The lectionary readings for the second Sunday in Advent this year include Matthew 3, and the story of John the Baptist preaching in the wilderness, repent for the Kingdom of Heaven is at hand. It’s an interesting story for Christmas time.
It’s not odd that John the Baptist would be included in Advent readings since John and Jesus possess parallel narratives. Luke especially combines their stories in the first two chapters of his gospel account. Thus, it would make sense to read stories around Christmas of John the Baptist’s birth, of the angel appear to Zechariah, of Elizabeth who is well beyond the years of child bearing finally becoming pregnant, or most especially the interactions of Mary and Elizabeth and two miraculous births. Those stories make sense.
However, grown up prophet John out in the wilderness wearing strange clothes and eating a strange diet seems odd. Prophet John who is calling the Pharisees and Sadducees a brood of vipers (a cutting insult to first century hearers) seems a strange way to share peace on Earth during this festive time of year. Fire and brimstone John who says that the ax is already at the root of the tree, and the bad fruits will be thrown into the fire seems completely out of context for Christmas lights and Christmas cookies.
We expect during this season to read stories of the prophets foretelling the birth of Christ, not a prophet in the wilderness calling for repentance. What’s repentance have to do with Christmas?
Repentance is almost a four letter word in our culture. Our culture encourages us to live without regrets, and to never admit faults. Often, individuals only apologize when it’s absolutely necessary; typically to save their jobs. We are a people who have learned to make excuses, explaining away why a mistake or missed appointment was not really our fault. It’s a way to argue that we should not be held accountable for whatever we’ve done wrong.
The lectionary reading, however, forces us to consider the call for repentance. John seems to indicate that Christmas and repentance have a lot to do with each other. The coming of Christ means life is different, and because life is different, we need to repent.
Perhaps we don’t like to think about repentance because repentance forces us to admit we’ve done something wrong. It’s hard to admit wrongs, or that we’ve made mistakes. Most of us don’t intentionally mess up, and in our world of social media, we often want to portray the best version of ourselves, even if it’s not real. Yet repentance forces us to be honest, not just with ourselves but with others. It forces us to admit mistakes. It forces us to consider that we may not be perfect. It requires humility and self-awareness, two traits that we all long to possess, but at times seem so difficult to master. Repentance, thus, is difficult.

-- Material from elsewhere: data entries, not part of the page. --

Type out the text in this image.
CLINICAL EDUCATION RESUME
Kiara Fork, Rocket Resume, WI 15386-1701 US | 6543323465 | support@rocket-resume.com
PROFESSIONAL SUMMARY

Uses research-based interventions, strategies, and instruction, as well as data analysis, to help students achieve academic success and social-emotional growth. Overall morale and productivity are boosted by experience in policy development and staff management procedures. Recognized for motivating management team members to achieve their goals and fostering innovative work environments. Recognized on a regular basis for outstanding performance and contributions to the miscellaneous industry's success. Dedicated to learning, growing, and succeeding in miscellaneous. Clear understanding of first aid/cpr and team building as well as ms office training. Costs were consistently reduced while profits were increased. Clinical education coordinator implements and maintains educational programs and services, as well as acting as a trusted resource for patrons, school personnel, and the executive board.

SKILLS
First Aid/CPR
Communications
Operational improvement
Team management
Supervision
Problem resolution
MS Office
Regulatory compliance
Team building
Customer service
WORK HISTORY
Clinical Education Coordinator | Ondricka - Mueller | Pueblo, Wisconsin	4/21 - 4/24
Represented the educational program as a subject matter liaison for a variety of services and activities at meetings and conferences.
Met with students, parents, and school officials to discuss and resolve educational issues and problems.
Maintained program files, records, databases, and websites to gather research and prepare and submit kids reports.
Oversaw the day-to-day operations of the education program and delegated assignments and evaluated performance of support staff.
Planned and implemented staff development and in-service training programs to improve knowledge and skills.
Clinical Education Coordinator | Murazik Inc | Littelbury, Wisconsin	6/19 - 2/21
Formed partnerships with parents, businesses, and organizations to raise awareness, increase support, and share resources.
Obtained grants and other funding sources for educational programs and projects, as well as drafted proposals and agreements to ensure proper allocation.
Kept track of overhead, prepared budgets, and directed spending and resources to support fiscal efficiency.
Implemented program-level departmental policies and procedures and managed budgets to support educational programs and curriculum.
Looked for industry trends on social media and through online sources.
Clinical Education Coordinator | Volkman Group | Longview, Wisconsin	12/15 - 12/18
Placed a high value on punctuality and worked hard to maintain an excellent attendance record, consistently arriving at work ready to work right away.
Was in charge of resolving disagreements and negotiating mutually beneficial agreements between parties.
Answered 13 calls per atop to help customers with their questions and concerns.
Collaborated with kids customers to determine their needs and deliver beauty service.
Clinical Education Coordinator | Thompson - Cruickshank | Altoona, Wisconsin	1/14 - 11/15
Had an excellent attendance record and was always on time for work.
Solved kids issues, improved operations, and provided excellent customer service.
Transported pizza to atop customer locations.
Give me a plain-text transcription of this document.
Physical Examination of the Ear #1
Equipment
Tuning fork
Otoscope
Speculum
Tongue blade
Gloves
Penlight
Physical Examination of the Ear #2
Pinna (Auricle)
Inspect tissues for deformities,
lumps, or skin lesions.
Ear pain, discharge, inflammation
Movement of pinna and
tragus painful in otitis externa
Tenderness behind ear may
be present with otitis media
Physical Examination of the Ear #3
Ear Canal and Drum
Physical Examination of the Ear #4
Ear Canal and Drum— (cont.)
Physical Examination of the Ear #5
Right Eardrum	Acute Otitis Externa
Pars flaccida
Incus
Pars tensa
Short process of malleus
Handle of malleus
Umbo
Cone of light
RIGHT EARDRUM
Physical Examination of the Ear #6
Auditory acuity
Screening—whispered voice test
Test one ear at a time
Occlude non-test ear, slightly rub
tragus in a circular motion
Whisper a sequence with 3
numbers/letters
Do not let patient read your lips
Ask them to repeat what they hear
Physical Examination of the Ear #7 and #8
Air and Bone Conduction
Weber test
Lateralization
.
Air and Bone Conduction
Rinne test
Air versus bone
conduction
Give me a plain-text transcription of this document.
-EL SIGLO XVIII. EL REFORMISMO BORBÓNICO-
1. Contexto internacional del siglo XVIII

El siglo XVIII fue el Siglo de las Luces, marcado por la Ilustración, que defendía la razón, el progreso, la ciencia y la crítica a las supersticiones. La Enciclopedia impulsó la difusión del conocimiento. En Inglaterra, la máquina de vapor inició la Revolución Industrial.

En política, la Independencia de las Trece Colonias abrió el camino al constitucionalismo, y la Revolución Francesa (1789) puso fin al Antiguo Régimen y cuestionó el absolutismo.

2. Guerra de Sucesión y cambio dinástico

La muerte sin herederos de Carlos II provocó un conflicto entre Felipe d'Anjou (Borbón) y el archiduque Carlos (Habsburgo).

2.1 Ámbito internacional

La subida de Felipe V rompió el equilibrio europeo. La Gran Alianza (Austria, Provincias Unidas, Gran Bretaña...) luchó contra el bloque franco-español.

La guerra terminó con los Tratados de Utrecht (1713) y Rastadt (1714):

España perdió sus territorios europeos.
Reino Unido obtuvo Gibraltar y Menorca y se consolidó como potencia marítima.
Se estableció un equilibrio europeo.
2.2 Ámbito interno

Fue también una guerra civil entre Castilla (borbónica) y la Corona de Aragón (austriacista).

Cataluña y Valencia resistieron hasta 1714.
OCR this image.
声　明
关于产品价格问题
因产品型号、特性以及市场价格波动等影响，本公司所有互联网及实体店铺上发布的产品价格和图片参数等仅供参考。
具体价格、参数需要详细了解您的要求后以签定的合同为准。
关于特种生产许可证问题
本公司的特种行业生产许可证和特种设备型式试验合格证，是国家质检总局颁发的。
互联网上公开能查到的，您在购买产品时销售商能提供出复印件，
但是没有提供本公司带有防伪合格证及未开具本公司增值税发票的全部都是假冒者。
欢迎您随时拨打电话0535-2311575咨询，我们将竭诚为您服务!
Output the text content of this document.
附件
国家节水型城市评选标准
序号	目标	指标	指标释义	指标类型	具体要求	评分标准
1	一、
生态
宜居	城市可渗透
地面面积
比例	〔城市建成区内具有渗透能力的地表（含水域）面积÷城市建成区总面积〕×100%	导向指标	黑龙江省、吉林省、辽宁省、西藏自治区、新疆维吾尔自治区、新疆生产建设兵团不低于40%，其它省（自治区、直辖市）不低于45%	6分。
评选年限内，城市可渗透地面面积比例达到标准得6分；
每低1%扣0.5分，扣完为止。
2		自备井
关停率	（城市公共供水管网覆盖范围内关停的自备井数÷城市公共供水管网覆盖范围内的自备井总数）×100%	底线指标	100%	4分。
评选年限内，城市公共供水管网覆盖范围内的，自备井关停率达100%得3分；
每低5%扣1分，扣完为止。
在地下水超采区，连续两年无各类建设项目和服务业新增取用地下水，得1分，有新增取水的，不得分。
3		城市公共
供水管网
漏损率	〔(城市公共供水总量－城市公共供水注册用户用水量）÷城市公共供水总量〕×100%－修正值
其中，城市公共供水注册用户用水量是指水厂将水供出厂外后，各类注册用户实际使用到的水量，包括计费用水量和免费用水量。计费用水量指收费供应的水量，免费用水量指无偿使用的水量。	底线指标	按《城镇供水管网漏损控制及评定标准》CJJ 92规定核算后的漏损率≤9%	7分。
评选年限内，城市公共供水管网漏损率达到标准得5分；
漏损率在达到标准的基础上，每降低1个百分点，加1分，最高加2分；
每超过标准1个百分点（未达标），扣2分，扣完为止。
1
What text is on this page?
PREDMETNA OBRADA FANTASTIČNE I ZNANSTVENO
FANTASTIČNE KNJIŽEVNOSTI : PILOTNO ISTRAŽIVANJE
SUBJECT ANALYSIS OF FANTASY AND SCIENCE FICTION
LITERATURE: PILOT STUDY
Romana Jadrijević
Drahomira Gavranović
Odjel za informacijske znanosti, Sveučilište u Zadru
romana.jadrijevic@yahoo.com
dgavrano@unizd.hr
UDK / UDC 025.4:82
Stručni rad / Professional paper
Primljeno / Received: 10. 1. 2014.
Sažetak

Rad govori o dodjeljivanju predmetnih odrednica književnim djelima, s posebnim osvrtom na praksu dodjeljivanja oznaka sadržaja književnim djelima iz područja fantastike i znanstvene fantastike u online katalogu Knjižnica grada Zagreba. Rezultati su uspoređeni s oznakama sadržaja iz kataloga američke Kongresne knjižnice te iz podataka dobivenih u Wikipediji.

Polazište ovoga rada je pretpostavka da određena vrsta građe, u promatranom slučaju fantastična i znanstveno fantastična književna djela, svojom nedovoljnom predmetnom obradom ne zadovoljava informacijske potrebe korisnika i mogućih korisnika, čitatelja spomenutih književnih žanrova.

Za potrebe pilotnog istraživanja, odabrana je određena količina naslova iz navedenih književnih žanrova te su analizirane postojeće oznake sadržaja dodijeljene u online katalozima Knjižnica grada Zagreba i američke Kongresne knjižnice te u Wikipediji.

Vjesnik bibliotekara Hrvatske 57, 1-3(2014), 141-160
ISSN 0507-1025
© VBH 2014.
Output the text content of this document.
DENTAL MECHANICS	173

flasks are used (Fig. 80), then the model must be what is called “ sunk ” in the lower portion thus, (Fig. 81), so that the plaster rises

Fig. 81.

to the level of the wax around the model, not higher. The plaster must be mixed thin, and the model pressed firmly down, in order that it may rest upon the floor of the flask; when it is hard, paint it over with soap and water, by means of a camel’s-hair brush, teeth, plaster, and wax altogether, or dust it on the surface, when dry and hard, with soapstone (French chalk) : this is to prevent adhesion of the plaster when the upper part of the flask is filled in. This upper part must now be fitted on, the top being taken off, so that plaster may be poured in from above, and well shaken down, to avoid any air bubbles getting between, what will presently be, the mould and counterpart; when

Repentance, in contrast, is a call to accept responsibility. It’s an invitation to admit we are not God, and while we often try to reign on the throne, it’s an opportunity to take self off the throne so that God can return. Accepting responsibility is vital because it leads to forgiveness. It’s only after I admit that I’ve sinned, and I need help that I can discover forgiveness, mercy, and grace. God’s love is unconditional, but I’ll never discover it until I’m honest enough to admit I need God’s love and forgiveness.
Christmas is a reminder that in the birth of Christ, God broke into human history and ushered in a new reality. The old world is passed, a new day has dawned. While we still live in the midst of the old world, God has broken in and welcomed a new reality. The Kingdom is near. And in this season of Advent, when we think not only of the birth of Christ, but of the future second coming of Christ, we are reminded not only did Christ break in once to inaugurate the Kingdom, Christ will come again to fulfill the Kingdom. This season is about God doing something new; about God breaking into our ruptured world to make it new and whole. Christmas is Jesus coming to make the wrongs right. It’s a reminder we live in a new reality.
Since we live in a new reality, we should live different lives. We should not be selfish, but generous. We should not be calloused, but loving. We should not be unfriendly, but hospitable. Which means we need to repent. To repent of the old life, so we can live in the new.
Repentance is not something we do in preparation for something new, it is something we do as a response to what God has already done. We don’t repent so that the Kingdom will come. The Kingdom has come, so we repent. The Kingdom has come, so we abandon our old way of living, and strive to live into a the new reality, bearing fruit of repentance everyday.
Christ came, and Christ is coming. That is the reality that controls our lives. The new has come, so repent of the old, and live into the new.
Perhaps Christmas and repentance have a lot to do with each other after all.